Seeleyboo · 01/07/2023 21:14

I didn't think my body would to shit.

RuperttheBearHug · 01/07/2023 21:18

I hear you - I felt desolate by the time DC was about 18m. I remember saying to my DM “is this it? Is this my life now?” I was never that keen on the idea of having kids but DH gave me a clear ultimatum and so I threw myself at it. Sadly was bored, tired, quite liked mat leave, but the older DC got, the less I felt like a good mum and didn’t want to do the endless weird role play games and trips to the park and struggled to deal with normal child stuff.

DM reacted quickly and made it possible to reconnect with myself and fill a big void in my life with time and focus for me, that gave me most of what I needed. DH is very hands on and does the SAHD stuff these days as his job is very undemanding and I am able to work more and have more freedom than many. DC relies on DH for the practical/day to day stuff and me for bedtime, emotional support, arranging dates with friends, talking things through etc which DH can’t manage as well.

I would always make the same decisions if I went back in time as I would never want for DC not to be here but they aren’t “my world” and having spent my entire childhood lonely and desperately trying to please everyone but myself, my needs matter now and all my amazing family support me as they know I am a better parent because of it.

Return2thebasic · 01/07/2023 21:19

I think I was ready to give my all everything to my children. But I

  1. wasn't aware my own flaws posed a huge part of the challenge (I wasn't even aware of them; the children are like mirrors making me see myself in a different light.

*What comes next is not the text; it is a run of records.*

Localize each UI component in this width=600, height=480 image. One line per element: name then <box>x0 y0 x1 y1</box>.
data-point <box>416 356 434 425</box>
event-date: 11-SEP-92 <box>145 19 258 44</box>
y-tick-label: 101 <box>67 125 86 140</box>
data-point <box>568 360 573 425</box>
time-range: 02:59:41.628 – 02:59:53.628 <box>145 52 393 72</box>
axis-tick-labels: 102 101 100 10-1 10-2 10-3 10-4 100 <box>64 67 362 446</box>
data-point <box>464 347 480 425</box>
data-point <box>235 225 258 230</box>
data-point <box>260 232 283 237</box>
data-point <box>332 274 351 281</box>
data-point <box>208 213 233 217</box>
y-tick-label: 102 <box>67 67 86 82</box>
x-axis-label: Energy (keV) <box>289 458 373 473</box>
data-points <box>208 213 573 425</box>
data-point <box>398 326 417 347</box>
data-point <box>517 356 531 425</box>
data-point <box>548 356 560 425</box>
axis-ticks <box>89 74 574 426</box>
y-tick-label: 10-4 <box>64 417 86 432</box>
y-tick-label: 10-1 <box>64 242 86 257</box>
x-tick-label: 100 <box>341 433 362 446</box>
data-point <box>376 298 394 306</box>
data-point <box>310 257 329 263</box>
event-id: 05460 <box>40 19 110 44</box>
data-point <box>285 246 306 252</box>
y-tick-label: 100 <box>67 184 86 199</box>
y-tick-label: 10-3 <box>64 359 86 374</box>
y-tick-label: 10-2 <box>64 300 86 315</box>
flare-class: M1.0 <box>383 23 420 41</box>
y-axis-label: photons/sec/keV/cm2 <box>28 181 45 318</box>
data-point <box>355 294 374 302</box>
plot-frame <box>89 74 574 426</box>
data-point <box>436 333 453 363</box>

  2. didn't know giving birth to a child meaning you are locked onto the constant worry for them forever... Like my own nearly 80 years old mum, still habitually worries if I could take care of myself (mid 40s...).

MsCactus · 01/07/2023 21:20

I don't feel like this at all - which I think is important to say because before I had children all I read were stories from women saying how hard it is, and it made me worried.

I do however have a super supportive OH, so anytime I want to do something he looks after the kids for me. So I basically feel like I get a break whenever I want.

Massive respect for being a single parent. Honestly if I was left a single parent I wouldn't be able to cope - I'd probably move in with my mum!

Xoxoxoxoxoxox · 01/07/2023 21:24

I'm a lone parent and I understand what you mean. All I can say is that when my two turned 15 it became a lot easier and they were helpful, the oldest helped out with the youngest and now the oldest has left home and my youngest is 16 I am very nostalgic for their younger selves, I guess the grass is always greener!